During the study researchers assigned babies and parents into two groups. One group was to avoid food with peanuts until the age of 5 while the other group was told to feed their infant peanut products at least 3 times a week. What researchers found was that less than 1% of infants fed peanut products ended up developing an allergy to peanuts while more than 17% of the children who abstained from peanut foods until the age of 5 developed an allergy to the nut.

The study may have some important implications for places like the U.S., Western Europe and Australia where peanut allergies have been on the rise over the last several years. Authors of the study say, “The early introduction of peanuts significantly decreased the frequency of the development of peanut allergy among children at high risk for this allergy and modulated immune responses to peanuts.”
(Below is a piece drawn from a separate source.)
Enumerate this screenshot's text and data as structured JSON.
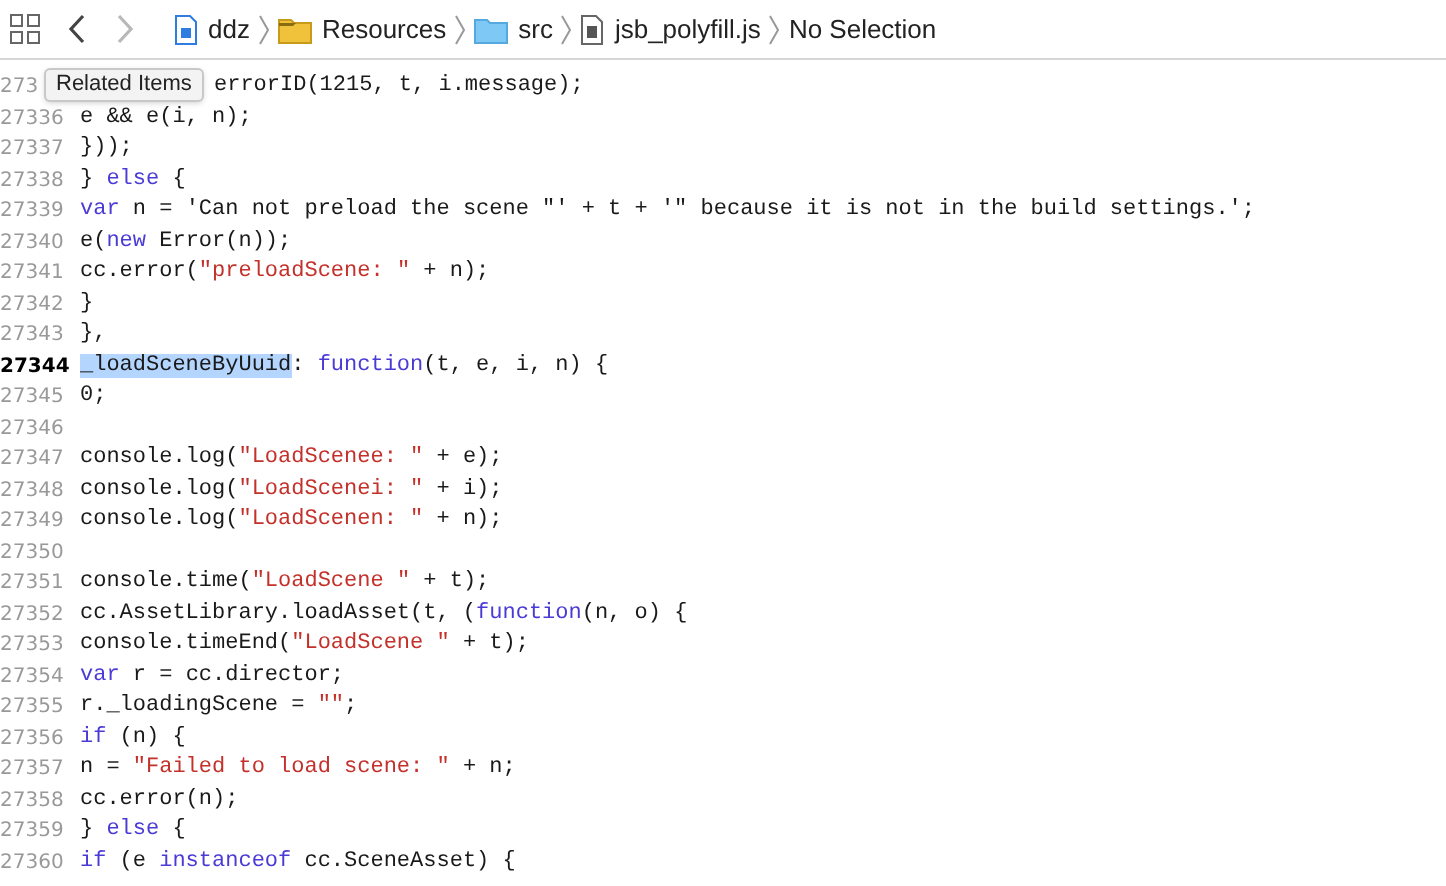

But parents beware, if your infant already has allergy issues it may be best to hold the peanut products and of course never feed actual peanuts to an infant due to the choking hazard. The trial’s leader Gideon Lack explains how the study did not include infants who showed early signs of peanut allergies. Lack warns, “Parents of infants and young children with eczema and/or egg allergy should consult with an Allergist, Pediatrician, or their General Practitioner prior to feeding them peanut products.”

What do you think about the latest study suggesting early exposure to peanut products can ward off a peanut allergy in children?

Would you feel safe feeding peanut products to your baby?